Part of the problem was technique, Graham said. JT tended to get his right forearm too high, which dragged the putter head up and out and caused him to cut across the putt. They worked through some drills, and added in few extra.
“I helped educate him on what the best putters do, from green reading to distance control to start line, and here’s where you are,” he said. “He listened to what I had to say, and he worked really hard. I’m so proud of him.”
‘You need accountability’
In an era when professional golfers become multimillionaires from within a bubble of their own making, their every whim sought to and protected by a team they alone employ, blind spots are easy to form and harder to spot. JT seems to possess the rare quality of seeking out criticism he may not particularly enjoy hearing. Sometimes, he even needs to remind his team of it.
“I get pissed at him sometimes, and I think as a dad he doesn’t want to — he’s not going to go full Butch Harmon or Pete Cowan and tell me I suck or ‘that’s not very good’ or whatever it is, and sometimes I would love for him to say that just because I want to hear it,” Thomas said earlier in the week. “I have to remind him sometimes, ‘you’re not my dad out here, you’re my swing coach, and I need you to tell me if something is wrong. I don’t need my ego boosted.'”
“You need that accountability,” he said.
It seems to be a common thread, and never is that more apparent than when JT talks about Tiger Woods. It was advice from Tiger that sent him down the path of transforming himself into a more complete, multidimensional ball striker. And even in victory, JT seems to already know what’s to come.
“I think now I only have like 150 other things to do that [Tiger’s] done to where he can stop giving me grief. So I guess it’s just a stepping stone,” Thomas said. “I’m sure he probably will give me a hard time for shanking it.

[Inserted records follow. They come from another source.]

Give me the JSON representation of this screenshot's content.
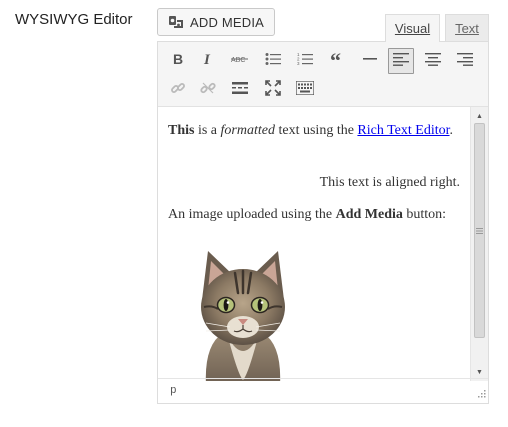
{
  "field": {
    "label": "WYSIWYG Editor"
  },
  "media_button": {
    "label": "ADD MEDIA",
    "icon": "add-media-icon"
  },
  "tabs": [
    {
      "label": "Visual",
      "active": true
    },
    {
      "label": "Text",
      "active": false
    }
  ],
  "toolbar": {
    "row1": [
      {
        "name": "bold",
        "icon": "bold-icon"
      },
      {
        "name": "italic",
        "icon": "italic-icon"
      },
      {
        "name": "strikethrough",
        "icon": "strikethrough-icon"
      },
      {
        "name": "bulleted-list",
        "icon": "bulleted-list-icon"
      },
      {
        "name": "numbered-list",
        "icon": "numbered-list-icon"
      },
      {
        "name": "blockquote",
        "icon": "quote-icon"
      },
      {
        "name": "horizontal-line",
        "icon": "horizontal-line-icon"
      },
      {
        "name": "align-left",
        "icon": "align-left-icon",
        "active": true
      },
      {
        "name": "align-center",
        "icon": "align-center-icon"
      },
      {
        "name": "align-right",
        "icon": "align-right-icon"
      }
    ],
    "row2": [
      {
        "name": "insert-link",
        "icon": "link-icon",
        "disabled": true
      },
      {
        "name": "remove-link",
        "icon": "unlink-icon",
        "disabled": true
      },
      {
        "name": "read-more",
        "icon": "read-more-icon"
      },
      {
        "name": "fullscreen",
        "icon": "fullscreen-icon"
      },
      {
        "name": "toolbar-toggle",
        "icon": "keyboard-icon"
      }
    ]
  },
  "content": {
    "p1": {
      "bold": "This",
      "t1": " is a ",
      "italic": "formatted",
      "t2": " text using the ",
      "link": "Rich Text Editor",
      "t3": "."
    },
    "p2": "This text is aligned right.",
    "p3": {
      "t1": "An image uploaded using the ",
      "bold": "Add Media",
      "t2": " button:"
    },
    "image": "cat-photo"
  },
  "scrollbar": {
    "position": 0.0
  },
  "statusbar": {
    "path": "p"
  }
}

I should have made the putt on 18. Shouldn’t have been in a playoff. I don’t know, he’ll always find something to give me grief about.”
“Grief” is one word for it. “Challenge” is another. JT, like his mentor Tiger, seems to relish the task.
During a major where the biggest names in golf were left on the sidelines, Thomas proved himself a class apart. After years of staring those harsh critiques in the face, and working to prove them wrong, JT has transformed himself into a stronger, better player. Capable of feats like we saw on Sunday at the PGA Championship: overcoming the difficult side of the draw early in the week and finishing with six birdies in his final 13 holes to overcome a seven-stroke deficit.
“He’s got so much offense,” Jim McKay, his caddie, says. “When he needs to go on offense now, he can, because he’s got the tools to do it now.”